I have multiple clusters & hence many esxi
Also i tried basic stuff like disable/re-enable ha in each cluster etc..
If you only want to check on the vib version, you can do something like this
$tgtName = 'vmware-fdm'
$tgtVersion = '5.5.0-2646482'
$dryrun = $false
$force = $false
$maintenencemode = $false
$noliveinstall = $false
Get-Cluster | %{
Get-VMHost -Location $_ | %{
$esxcli = Get-EsxCli -VMHost $_
$vib = $esxcli.software.vib.list() | where{$_.Name -eq $tgtName}
if($vib.Version -eq $tgtVersion){
Set-VMHost -VMHost $_ -State Maintenance -Evacuate -Confirm:$false
$esxcli.software.vib.remove($dryrun,$force,$maintenencemode,$noliveinstall,$vib.Name)

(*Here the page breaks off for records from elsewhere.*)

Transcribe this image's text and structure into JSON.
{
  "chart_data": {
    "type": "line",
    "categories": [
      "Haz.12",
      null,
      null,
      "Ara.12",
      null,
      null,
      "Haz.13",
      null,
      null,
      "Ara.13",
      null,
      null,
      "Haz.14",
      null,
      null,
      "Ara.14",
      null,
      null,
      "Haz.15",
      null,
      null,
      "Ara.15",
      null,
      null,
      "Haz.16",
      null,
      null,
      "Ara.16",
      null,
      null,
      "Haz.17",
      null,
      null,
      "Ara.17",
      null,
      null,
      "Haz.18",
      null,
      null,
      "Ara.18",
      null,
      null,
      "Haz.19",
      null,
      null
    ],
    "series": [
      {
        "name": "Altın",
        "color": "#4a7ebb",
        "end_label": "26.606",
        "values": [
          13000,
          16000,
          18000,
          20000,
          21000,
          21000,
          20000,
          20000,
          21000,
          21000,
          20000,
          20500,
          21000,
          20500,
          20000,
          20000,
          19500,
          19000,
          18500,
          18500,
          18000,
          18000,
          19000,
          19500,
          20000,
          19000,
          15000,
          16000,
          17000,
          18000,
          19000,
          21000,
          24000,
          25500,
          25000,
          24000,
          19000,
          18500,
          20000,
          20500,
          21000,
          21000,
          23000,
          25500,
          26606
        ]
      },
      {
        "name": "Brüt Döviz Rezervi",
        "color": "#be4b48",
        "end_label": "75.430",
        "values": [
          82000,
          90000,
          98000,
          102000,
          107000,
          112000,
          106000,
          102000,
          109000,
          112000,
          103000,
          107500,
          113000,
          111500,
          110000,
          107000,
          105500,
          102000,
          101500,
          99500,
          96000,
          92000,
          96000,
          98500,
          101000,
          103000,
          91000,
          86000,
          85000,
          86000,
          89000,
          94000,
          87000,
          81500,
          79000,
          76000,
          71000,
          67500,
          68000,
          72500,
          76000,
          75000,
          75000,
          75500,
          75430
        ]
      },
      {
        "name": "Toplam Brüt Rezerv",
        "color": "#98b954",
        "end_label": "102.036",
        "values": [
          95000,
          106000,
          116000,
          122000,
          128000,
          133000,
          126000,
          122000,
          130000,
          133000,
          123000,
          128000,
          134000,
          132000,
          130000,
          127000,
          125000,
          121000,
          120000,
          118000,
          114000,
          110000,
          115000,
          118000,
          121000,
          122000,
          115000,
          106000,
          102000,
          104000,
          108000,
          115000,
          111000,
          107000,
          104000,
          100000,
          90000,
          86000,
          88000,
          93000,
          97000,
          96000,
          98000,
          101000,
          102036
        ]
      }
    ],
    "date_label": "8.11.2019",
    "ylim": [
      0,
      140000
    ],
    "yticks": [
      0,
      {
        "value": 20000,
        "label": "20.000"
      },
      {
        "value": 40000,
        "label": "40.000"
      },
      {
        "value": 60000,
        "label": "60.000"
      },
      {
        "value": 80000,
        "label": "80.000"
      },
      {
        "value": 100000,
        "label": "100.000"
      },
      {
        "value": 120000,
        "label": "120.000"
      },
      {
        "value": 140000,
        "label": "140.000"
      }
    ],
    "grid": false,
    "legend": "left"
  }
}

Restart-VMHost -VMHost $_ -Evacuate -Confirm:$false
$esx = Get-VMHost -Name $_.Name
while($esx.PowerState -ne 'PoweredOn'){
sleep 10
$esx = Get-VMHost -Name $esx.Name
}
Set-VMHost -VMHost $esx -State Connected -Confirm:$false
}
}
}
Blog: lucd.info Twitter: @LucD22 Co-author PowerCLI Reference
LucDLucD Thanks !!!
LucD
You made it so easy
Small things i observered & sorry at time its difficult to explain issue in writing
1. I will change
if($vib.Version -eq $tgtVersion){
$esxcli.software.vib.remove($dryrun,$force,$maintenencemode,$noliveinstall,$vib.Name)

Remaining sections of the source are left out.